Qu’est-ce qu’écrire et qu’est-ce que parler quand tout en nous semble étranger ? L’écriture, qui navigue entre récit, prose poétique et dialogue, surgit au sein d’un travail protéiforme de la langue, surgissement de ce qu’on ne saurait refouler, ainsi que l’affirme d’emblée le narrateur : « L’instant ne connaît aucune libido consacrée à écrire et je voudrais, encore une fois, que ça jaillisse, que par moi se crache une vérité bien plus haute que mon ciel, que s’enchante, en quelques pas, en quelques phrases, un monde aussi terne que la mort, pourtant relevé de cette magie opérée par les mots. » Tout le travail de Johannin se situe dans ce « je voudrais » dont il n’est jamais dupe et où peuvent s’incarner toutes ses pulsions expérimentales.  

Simon Johannin | Ici commence un amour.
« Romance », de Dana Schutz (2006) © CC BY-NC-SA 2.0/Gandalf’s Gallery/Flickr

C’est bien cela qui fait la force de son récit, un travail dans l’interstice des affects les plus troubles.
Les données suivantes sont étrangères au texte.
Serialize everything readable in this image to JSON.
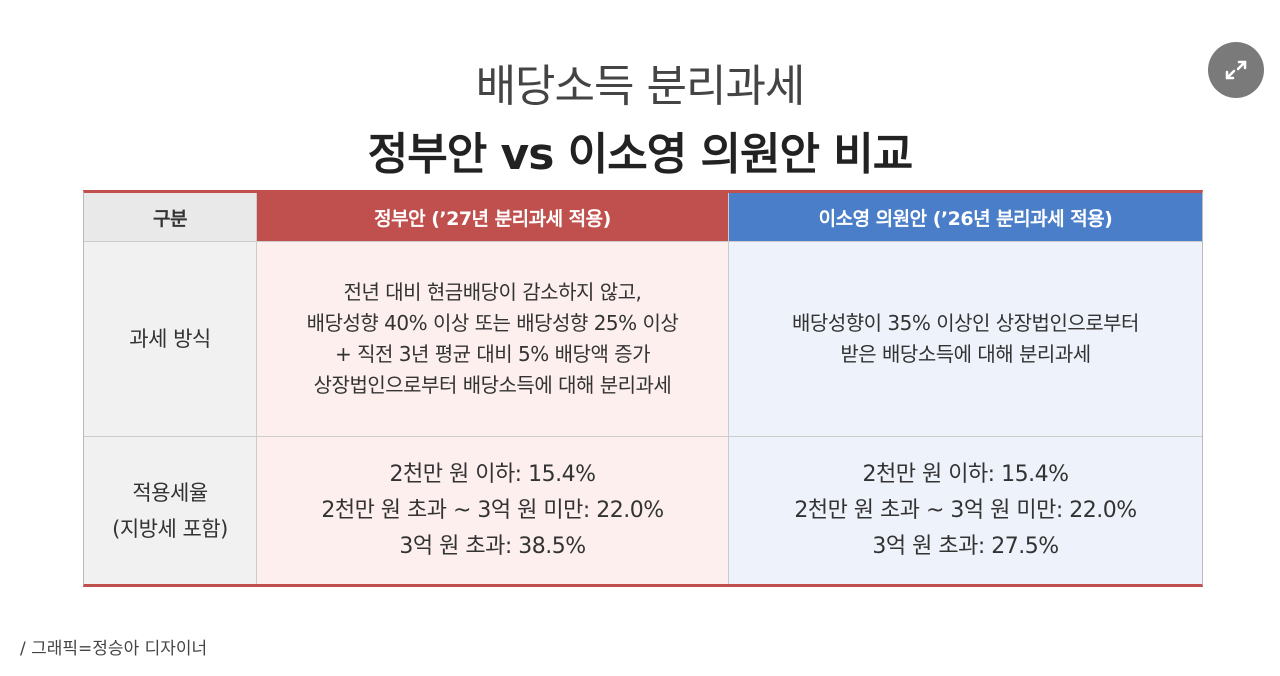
{
  "title": {
    "line1": "배당소득 분리과세",
    "line2": "정부안 vs 이소영 의원안 비교"
  },
  "table": {
    "header": [
      "구분",
      "정부안 (’27년 분리과세 적용)",
      "이소영 의원안 (’26년 분리과세 적용)"
    ],
    "rows": [
      [
        [
          "과세 방식"
        ],
        [
          "전년 대비 현금배당이 감소하지 않고,",
          "배당성향 40% 이상 또는 배당성향 25% 이상",
          "+ 직전 3년 평균 대비 5% 배당액 증가",
          "상장법인으로부터 배당소득에 대해 분리과세"
        ],
        [
          "배당성향이 35% 이상인 상장법인으로부터",
          "받은 배당소득에 대해 분리과세"
        ]
      ],
      [
        [
          "적용세율",
          "(지방세 포함)"
        ],
        [
          "2천만 원 이하: 15.4%",
          "2천만 원 초과 ~ 3억 원 미만: 22.0%",
          "3억 원 초과: 38.5%"
        ],
        [
          "2천만 원 이하: 15.4%",
          "2천만 원 초과 ~ 3억 원 미만: 22.0%",
          "3억 원 초과: 27.5%"
        ]
      ]
    ]
  },
  "caption": "/ 그래픽=정승아 디자이너"
}
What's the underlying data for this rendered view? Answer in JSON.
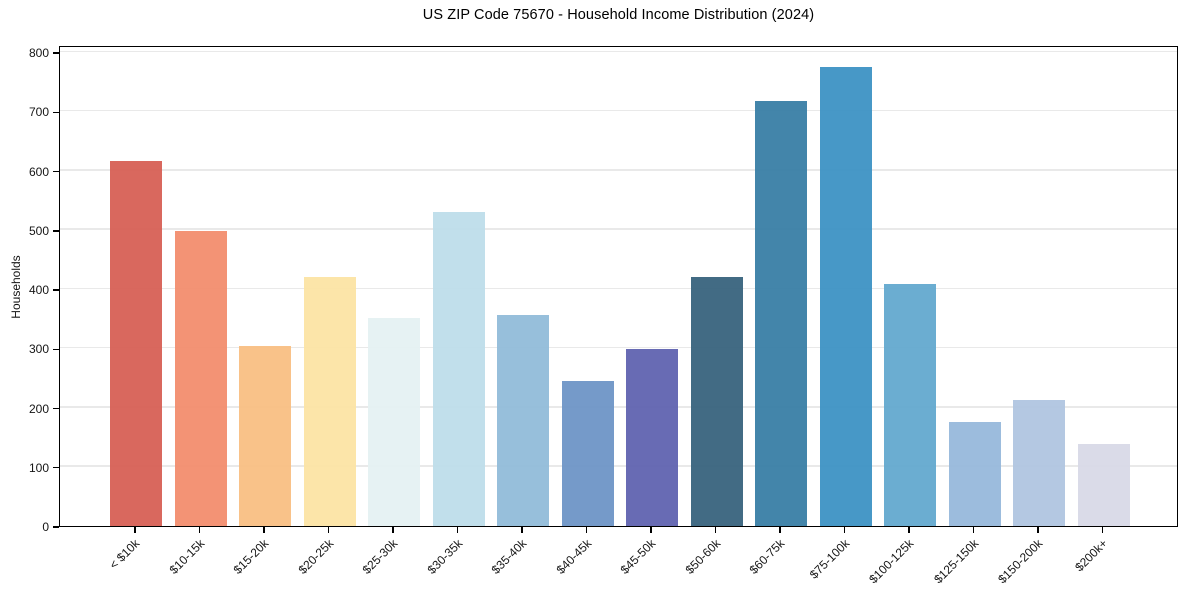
{
  "chart_data": {
    "type": "bar",
    "title": "US ZIP Code 75670 - Household Income Distribution (2024)",
    "xlabel": "",
    "ylabel": "Households",
    "categories": [
      "< $10k",
      "$10-15k",
      "$15-20k",
      "$20-25k",
      "$25-30k",
      "$30-35k",
      "$35-40k",
      "$40-45k",
      "$45-50k",
      "$50-60k",
      "$60-75k",
      "$75-100k",
      "$100-125k",
      "$125-150k",
      "$150-200k",
      "$200k+"
    ],
    "values": [
      616,
      498,
      304,
      420,
      351,
      530,
      357,
      245,
      299,
      420,
      717,
      775,
      409,
      176,
      213,
      139
    ],
    "bar_colors": [
      "#d65c52",
      "#f28b6b",
      "#f9bd80",
      "#fce3a3",
      "#e4f1f2",
      "#bcdde9",
      "#8fbad8",
      "#6a92c5",
      "#5c60ae",
      "#34607b",
      "#357ca4",
      "#3990c3",
      "#60a7cd",
      "#94b7da",
      "#aec4e0",
      "#d7d8e6"
    ],
    "yticks": [
      0,
      100,
      200,
      300,
      400,
      500,
      600,
      700,
      800
    ],
    "ylim": [
      0,
      812
    ],
    "grid": "horizontal",
    "gridline_color": "#e9e9e9",
    "axis_color": "#000000",
    "legend_position": "none"
  }
}
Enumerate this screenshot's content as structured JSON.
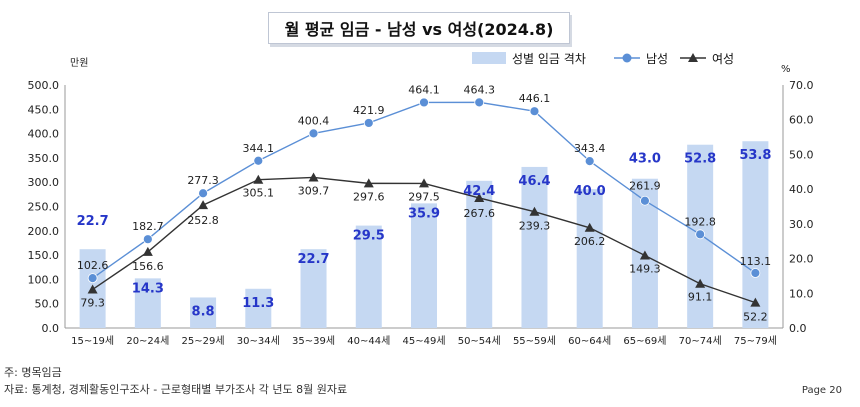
{
  "chart_data": {
    "type": "bar",
    "title": "월 평균 임금  - 남성 vs 여성(2024.8)",
    "y_left_unit": "만원",
    "y_right_unit": "%",
    "ylim_left": [
      0,
      500
    ],
    "ylim_right": [
      0,
      70
    ],
    "y_left_ticks": [
      "0.0",
      "50.0",
      "100.0",
      "150.0",
      "200.0",
      "250.0",
      "300.0",
      "350.0",
      "400.0",
      "450.0",
      "500.0"
    ],
    "y_right_ticks": [
      "0.0",
      "10.0",
      "20.0",
      "30.0",
      "40.0",
      "50.0",
      "60.0",
      "70.0"
    ],
    "categories": [
      "15~19세",
      "20~24세",
      "25~29세",
      "30~34세",
      "35~39세",
      "40~44세",
      "45~49세",
      "50~54세",
      "55~59세",
      "60~64세",
      "65~69세",
      "70~74세",
      "75~79세"
    ],
    "series": [
      {
        "name": "성별 임금 격차",
        "type": "bar",
        "axis": "right",
        "color": "#c5d8f2",
        "label_color": "#2636c8",
        "values": [
          22.7,
          14.3,
          8.8,
          11.3,
          22.7,
          29.5,
          35.9,
          42.4,
          46.4,
          40.0,
          43.0,
          52.8,
          53.8
        ],
        "labels": [
          "22.7",
          "14.3",
          "8.8",
          "11.3",
          "22.7",
          "29.5",
          "35.9",
          "42.4",
          "46.4",
          "40.0",
          "43.0",
          "52.8",
          "53.8"
        ]
      },
      {
        "name": "남성",
        "type": "line",
        "axis": "left",
        "marker": "circle",
        "color": "#5b8fd6",
        "values": [
          102.6,
          182.7,
          277.3,
          344.1,
          400.4,
          421.9,
          464.1,
          464.3,
          446.1,
          343.4,
          261.9,
          192.8,
          113.1
        ],
        "labels": [
          "102.6",
          "182.7",
          "277.3",
          "344.1",
          "400.4",
          "421.9",
          "464.1",
          "464.3",
          "446.1",
          "343.4",
          "261.9",
          "192.8",
          "113.1"
        ]
      },
      {
        "name": "여성",
        "type": "line",
        "axis": "left",
        "marker": "triangle",
        "color": "#333333",
        "values": [
          79.3,
          156.6,
          252.8,
          305.1,
          309.7,
          297.6,
          297.5,
          267.6,
          239.3,
          206.2,
          149.3,
          91.1,
          52.2
        ],
        "labels": [
          "79.3",
          "156.6",
          "252.8",
          "305.1",
          "309.7",
          "297.6",
          "297.5",
          "267.6",
          "239.3",
          "206.2",
          "149.3",
          "91.1",
          "52.2"
        ]
      }
    ],
    "legend_position": "top-right",
    "grid": false
  },
  "footer": {
    "note": "주: 명목임금",
    "source": "자료: 통계청, 경제활동인구조사 - 근로형태별 부가조사 각 년도 8월 원자료",
    "page": "Page  20"
  }
}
Le désir pour Gloria est autant amour que désir de possession. Le désir est une force qui doit surgir. C’est en ce sens qu’il faut comprendre la mise en abyme centrale où l’auteur élabore et extériorise un nihilisme radical. Ce passage, intitulé « Le Misérable », est bien circonscrit, à la fois par la mise en page (il dispose d’un titre autonome et se sépare du reste du récit) et par les personnages eux-mêmes. L’ami de Théo, Marcus, donne ainsi, dès la reprise du récit conducteur, un avis sur la possible réception du texte enchâssé, choquant politiquement et moralement condamnable. La morale est sauve et le récit de Simon Johannin met à distance toute équivocité… du moins en apparence. Ce nihilisme se répercute en réalité tant sur Théo que sur l’auteur lui-même. Si la littérature peut prendre en charge la rage contenue pour la transfigurer, ce n’est qu’à condition de l’affronter réellement. 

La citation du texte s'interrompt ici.